Living longer means working longer, obviously

· by Steve · Read in about 2 min · (399 Words)

So, in our local juristiction we’re finally having the discussion about retirement age, ie raising it to 67 by 2031, and probably higher than that later (not mentioned yet, but it’s bound to happen). Somehow, this is a shock to some people.

The fact is that the welfare system, retirement packages, and  even the economy in general were just not constructed on the understanding that an increasing number of people would be retired for up to one third of their life. The retirement age of 65 was set on the understanding that not everyone would make it, and those that did would maybe have 5-10 years, it just can’t cope with people being retired for 20-25 years on average, as it will almost certainly be in 20 years time.

I actually think 67 is being conservative - I’m personally expecting to have to work until I’m 70, and provided I still have my marbles, I’d actually welcome that in many ways; I do think that being active keeps you sharp, and work-related things for me are the best way to stay on the ball. I also think that we need to think differently about retirement; in the days of people living longer I don’t think a simplistic 2-speed arrangement - ‘work’ and ‘retirement’ - really fits with how people live anymore. In practice, a lot of people switch careers one or more times, quit and start businesses, take a gear shift when their kids grow up or their mortgage is paid off, all before ‘proper’ retirement, so how about supporting that kind of multi-stage transition in the ‘retirement’ structure?

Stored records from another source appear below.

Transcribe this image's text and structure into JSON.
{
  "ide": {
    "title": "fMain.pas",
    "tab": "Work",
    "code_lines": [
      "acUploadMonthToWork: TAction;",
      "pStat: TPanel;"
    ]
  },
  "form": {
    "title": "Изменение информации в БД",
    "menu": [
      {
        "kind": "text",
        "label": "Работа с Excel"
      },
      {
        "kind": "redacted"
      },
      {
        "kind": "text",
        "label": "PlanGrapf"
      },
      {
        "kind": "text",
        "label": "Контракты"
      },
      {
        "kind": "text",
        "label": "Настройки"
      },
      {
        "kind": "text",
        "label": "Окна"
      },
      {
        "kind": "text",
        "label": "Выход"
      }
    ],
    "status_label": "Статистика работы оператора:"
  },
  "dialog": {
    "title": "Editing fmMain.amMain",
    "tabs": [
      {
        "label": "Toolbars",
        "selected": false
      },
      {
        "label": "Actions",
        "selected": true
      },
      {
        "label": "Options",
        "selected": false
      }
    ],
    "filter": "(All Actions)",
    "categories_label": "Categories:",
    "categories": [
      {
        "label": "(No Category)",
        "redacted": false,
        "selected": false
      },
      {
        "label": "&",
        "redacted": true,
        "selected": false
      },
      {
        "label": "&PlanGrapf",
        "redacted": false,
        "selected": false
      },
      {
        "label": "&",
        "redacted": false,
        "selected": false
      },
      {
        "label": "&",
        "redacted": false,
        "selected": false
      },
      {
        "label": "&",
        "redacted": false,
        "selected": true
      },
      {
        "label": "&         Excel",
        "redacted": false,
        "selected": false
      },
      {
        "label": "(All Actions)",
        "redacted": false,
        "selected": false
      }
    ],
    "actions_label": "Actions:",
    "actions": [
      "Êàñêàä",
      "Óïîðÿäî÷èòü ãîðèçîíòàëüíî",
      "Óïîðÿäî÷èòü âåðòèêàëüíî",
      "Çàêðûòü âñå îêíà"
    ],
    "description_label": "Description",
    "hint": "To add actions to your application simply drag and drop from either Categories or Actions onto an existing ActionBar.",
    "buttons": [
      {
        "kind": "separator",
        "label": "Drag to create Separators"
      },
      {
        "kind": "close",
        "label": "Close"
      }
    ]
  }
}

People in the armed forces or police have that sort of arrangement already; they generally retire from the service with a pension in their late forties or early fifties, and then carry on doing something else between then and state retirement, allowing them some level of security while still being economically active. That sort of ‘staged’ approach seems more suitable to me in a situation where people are living longer lives.

What’s clear though is that things can’t stay the way they are; people who thought the current retirement age could continue as it is were frankly being incredibly naive. In the end, would you rather:

  • Work longer
  • Pay higher taxes
  • Be forced to smoke 40-a-day, or partake in high-risk recreational activites to thin the ranks?